Il sera relevé, au préalable, que l'appelant n'excipe d'aucune méconnaissance des délais légaux et statutaires de convocation des actionnaires aux assemblée générales (15 jours) , de sorte que l'arrêt de cassation invoqué (Cass, ch. commerciale, 6 juillet 1983) dans une espèce dans laquelle ce délai n'avait pas été respecté, un refus d'admission ayant de surcroît été opposé à l'actionnaire concerné, est inopérant.

S'agissant de l'abus de droit invoqué, il sera souligné, après les premiers juges, que l'article R 225-69 du code de commerce qui ménage un délai minimum de quinze jours entre l'avis ou la lettre de convocation et la date de l'assemblée est de portée générale et ne distingue pas selon que l'actionnaire réside en France ou à l'étranger, que M. [N] ne justifie d'aucune protestation ou suggestion, antérieurement à la présente instance, à propos du délai dans lequel il était convoqué, qu'il ne justifie pas davantage avoir fait usage de la faculté dont il disposait, dans les termes de l'article R 225-72 du code de commerce, de demander à la société de l'aviser, notamment par lettre recommandée, à une adresse indiquée par lui, de la date prévue pour la réunion des assemblées ou de certaines d'entre elles, faculté qui lui aurait permis de disposer de l'avis de réunion bien antérieurement au délai minimum de convocation de quinze jours.
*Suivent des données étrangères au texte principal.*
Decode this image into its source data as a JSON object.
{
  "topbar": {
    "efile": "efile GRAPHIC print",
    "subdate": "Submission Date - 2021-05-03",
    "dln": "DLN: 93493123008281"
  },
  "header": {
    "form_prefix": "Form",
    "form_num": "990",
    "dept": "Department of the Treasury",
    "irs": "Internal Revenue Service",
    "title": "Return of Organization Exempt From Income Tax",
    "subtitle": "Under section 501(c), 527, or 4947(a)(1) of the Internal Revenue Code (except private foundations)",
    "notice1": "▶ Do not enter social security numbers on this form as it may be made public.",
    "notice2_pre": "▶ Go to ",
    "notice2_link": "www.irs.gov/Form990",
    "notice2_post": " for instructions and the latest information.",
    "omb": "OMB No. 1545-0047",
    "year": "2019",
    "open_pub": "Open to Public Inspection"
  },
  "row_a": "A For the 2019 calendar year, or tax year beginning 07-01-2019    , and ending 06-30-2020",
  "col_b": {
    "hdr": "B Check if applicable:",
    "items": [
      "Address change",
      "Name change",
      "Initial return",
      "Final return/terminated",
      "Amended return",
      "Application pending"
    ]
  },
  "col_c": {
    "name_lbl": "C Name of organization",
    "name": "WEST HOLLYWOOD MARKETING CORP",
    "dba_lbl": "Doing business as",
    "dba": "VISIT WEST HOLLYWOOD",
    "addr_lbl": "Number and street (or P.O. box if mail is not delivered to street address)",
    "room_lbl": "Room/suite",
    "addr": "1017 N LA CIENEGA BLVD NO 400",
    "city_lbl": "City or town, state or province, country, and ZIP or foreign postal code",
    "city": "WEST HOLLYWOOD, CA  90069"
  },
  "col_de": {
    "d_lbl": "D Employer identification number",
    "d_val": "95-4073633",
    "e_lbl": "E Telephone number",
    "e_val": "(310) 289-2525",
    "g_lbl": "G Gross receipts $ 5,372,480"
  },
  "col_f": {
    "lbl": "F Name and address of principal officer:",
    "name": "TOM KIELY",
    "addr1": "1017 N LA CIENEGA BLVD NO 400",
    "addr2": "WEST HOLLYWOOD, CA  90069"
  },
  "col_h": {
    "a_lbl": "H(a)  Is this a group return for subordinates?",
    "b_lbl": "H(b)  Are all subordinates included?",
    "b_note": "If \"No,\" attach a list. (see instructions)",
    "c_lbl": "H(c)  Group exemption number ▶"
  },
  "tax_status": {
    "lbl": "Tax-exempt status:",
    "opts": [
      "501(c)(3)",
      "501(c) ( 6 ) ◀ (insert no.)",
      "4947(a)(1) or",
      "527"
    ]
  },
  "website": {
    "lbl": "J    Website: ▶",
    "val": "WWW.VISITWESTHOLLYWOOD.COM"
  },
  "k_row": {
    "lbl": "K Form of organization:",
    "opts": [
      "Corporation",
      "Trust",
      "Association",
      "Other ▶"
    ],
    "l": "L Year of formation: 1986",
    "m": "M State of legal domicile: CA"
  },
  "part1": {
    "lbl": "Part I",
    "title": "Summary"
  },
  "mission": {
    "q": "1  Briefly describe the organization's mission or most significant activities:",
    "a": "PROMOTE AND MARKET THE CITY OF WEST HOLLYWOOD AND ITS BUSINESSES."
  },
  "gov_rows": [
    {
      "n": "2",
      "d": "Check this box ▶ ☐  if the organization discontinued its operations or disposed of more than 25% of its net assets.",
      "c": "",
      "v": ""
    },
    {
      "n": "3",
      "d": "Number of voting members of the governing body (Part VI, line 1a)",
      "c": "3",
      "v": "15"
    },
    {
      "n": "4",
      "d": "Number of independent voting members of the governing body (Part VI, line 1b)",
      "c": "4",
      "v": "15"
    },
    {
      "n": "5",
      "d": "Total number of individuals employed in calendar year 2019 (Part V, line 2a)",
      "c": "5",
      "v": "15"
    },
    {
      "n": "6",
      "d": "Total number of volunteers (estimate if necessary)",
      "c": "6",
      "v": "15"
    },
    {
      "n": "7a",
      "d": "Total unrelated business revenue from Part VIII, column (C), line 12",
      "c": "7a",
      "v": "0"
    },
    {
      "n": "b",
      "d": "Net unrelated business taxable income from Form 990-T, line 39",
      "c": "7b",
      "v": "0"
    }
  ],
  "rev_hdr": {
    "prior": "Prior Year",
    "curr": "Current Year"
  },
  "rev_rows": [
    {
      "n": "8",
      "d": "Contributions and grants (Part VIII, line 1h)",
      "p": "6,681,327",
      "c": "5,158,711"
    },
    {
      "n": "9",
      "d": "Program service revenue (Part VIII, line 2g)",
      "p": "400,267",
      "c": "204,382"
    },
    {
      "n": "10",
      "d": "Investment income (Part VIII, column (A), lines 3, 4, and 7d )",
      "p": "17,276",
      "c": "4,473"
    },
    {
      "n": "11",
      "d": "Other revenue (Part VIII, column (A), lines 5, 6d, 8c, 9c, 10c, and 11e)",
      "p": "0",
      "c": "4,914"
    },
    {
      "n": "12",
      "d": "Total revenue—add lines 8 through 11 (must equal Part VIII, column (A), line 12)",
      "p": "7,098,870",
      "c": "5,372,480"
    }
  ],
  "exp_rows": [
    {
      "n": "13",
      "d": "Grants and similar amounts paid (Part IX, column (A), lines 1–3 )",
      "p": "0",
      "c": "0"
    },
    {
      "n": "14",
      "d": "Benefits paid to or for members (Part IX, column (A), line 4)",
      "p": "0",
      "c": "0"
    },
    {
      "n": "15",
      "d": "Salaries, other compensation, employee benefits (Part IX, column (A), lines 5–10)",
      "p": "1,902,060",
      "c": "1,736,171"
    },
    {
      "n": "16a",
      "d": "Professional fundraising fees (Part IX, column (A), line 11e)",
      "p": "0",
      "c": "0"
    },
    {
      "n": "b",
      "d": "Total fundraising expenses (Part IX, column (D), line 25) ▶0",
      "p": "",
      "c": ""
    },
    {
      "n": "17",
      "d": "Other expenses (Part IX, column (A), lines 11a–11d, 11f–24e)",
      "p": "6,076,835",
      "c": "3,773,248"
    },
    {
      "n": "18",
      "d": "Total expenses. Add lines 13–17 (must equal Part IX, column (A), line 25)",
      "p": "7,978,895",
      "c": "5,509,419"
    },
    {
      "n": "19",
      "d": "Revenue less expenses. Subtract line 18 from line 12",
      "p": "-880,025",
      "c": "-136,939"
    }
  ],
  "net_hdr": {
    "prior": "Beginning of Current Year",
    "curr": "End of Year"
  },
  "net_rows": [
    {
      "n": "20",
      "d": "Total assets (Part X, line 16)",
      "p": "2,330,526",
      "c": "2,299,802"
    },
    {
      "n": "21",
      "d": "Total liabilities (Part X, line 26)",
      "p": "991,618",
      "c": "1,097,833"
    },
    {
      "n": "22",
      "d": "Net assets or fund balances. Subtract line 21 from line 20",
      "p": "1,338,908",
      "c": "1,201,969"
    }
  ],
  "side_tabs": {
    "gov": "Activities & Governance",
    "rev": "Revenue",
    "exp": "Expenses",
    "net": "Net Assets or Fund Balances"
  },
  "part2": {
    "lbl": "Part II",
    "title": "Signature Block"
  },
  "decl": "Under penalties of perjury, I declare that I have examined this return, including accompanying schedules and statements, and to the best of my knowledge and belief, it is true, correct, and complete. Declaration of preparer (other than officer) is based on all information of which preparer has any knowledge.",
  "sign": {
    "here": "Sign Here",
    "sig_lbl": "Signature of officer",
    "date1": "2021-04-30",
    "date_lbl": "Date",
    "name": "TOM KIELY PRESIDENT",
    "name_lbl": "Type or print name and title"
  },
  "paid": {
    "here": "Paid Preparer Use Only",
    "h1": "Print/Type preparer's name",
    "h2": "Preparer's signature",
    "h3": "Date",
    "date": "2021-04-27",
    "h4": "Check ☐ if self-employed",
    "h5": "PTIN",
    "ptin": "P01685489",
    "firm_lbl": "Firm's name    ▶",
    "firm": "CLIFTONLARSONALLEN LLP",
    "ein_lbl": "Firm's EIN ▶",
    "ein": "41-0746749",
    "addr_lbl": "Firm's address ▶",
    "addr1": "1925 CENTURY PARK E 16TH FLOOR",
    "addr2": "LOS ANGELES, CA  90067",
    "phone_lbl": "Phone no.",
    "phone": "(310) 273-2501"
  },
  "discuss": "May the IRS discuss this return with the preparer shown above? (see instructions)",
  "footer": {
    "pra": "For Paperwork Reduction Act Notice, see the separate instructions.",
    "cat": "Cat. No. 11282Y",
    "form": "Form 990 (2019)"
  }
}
Il ne saurait pas plus faire grief aux sociétés en cause de n'avoir pas mis en oeuvre les moyens électroniques prévus par l'article R 225-63 du même code, alors qu'il ne justifie pas en avoir fait la demande, étant souligné que l'usage de la voie électronique en lieu et place de l'envoi postal, est facultatif et exige l'accord écrit préalable des actionnaires intéressés. Il ne peut enfin leur faire le reproche de ne pas l'avoir convoqué par simple télécopie, un tel mode de communication n'étant pas prévu par la loi.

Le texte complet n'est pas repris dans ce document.